Press Release Summary: Those looking at overseas property investments in areas such as the Swiss Alps property may have a somewhat more complex choice to make than in days of yore
Press Release Body: Those looking at overseas property investments in areas such as the Swiss Alps property may have a somewhat more complex choice to make than in days of yore. Where once it was a matter of finding attractive chalets in a snowy location for the winter, much has changed.
For one thing, the spectre of global warming has come to the fore. Figures from the Swiss Association of Winter Sports Resorts Property has shown that the winter season in the Alps has receded by 12 days since 1995. This means 12 days less when a skier or snowboarder may wish to rent out a buy-to-let property in a resort before taking to the slopes.
Worse still, the weather has become highly erratic. Steve Thomas, managing director of Alpine Property Investments, said that many people had been concerned about the wisdom of investing in Alpine resorts in the light of the winter of 2006-07, when the mild weather left low-lying resorts catastrophically short of snow.
Mr Thomas added: \"The unpredictability of the snow in the different resorts around the world from year to year is currently leaving an open mind with the majority of ski property hunters as well on global warming.\"
The last two winters have shown this is a worldwide problem, not just an Alpine one, with the mild European winter of 2006-07 coinciding with record snowfall in North America and the situation reversing itself this year.

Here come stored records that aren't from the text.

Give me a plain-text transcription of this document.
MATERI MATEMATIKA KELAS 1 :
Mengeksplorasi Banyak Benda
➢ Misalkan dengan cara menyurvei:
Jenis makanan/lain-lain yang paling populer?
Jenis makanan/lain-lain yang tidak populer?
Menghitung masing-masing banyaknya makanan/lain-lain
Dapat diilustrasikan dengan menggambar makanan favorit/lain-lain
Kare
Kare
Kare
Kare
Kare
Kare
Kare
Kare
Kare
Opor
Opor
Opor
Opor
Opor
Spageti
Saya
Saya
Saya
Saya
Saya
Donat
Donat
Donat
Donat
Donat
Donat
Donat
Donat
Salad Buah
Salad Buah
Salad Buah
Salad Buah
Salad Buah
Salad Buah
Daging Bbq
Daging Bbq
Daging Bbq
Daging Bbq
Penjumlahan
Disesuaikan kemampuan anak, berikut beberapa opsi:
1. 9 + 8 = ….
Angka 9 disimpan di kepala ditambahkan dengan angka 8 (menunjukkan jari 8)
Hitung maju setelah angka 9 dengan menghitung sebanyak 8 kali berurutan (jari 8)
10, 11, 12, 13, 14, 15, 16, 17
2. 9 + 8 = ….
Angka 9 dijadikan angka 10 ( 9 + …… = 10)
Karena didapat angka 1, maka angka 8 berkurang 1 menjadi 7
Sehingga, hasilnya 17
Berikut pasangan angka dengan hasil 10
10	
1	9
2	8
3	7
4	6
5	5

Many people had found an obvious solution, he stated: \"Climate change has already become a factor in some clients\' minds - approximately 15 per cent - when they are looking to purchase a ski property and these buyers are all looking to buy at altitude.\"
But buying high is not the only new concern. Investors are now not just looking for winter accommodation but places which are open all year round, partly for their own use, Mr Thomas noted, but partly because tourist boards were looking to develop year-round attractions. He gave the examples of Les Diablerets and Leysin in Canton Vaud in Switzerland as two locations whose family-friendly facilities had added to their appeal.
The advantages of such investments are obvious: A longer period in the year when tourists are in the area means longer periods when rental property is occupied. Furthermore, the presence of attractions other than winter sports means not everybody will vanish if global warming inflicts more mild winters.
Such diversification does not just happen in the Alps. In Scotland for example, the Nevis Range ski resort uses its world championship mountain biking track and cable cars to bring in tourists throughout the year, transporting cyclists to the top of the track and giving mountain climbers a major head start in Munro-bagging the 4,000 ft peaks of Aonach Mor and Aonach Beag. A similar cycling facility is planned for Glen Shee in the Cairngorms.
For investors in ski property in the Alps, therefore, looking either for high altitude locations where snow is guaranteed or diverse locations which are not wholly reliant on the weather appear to be the keys to success.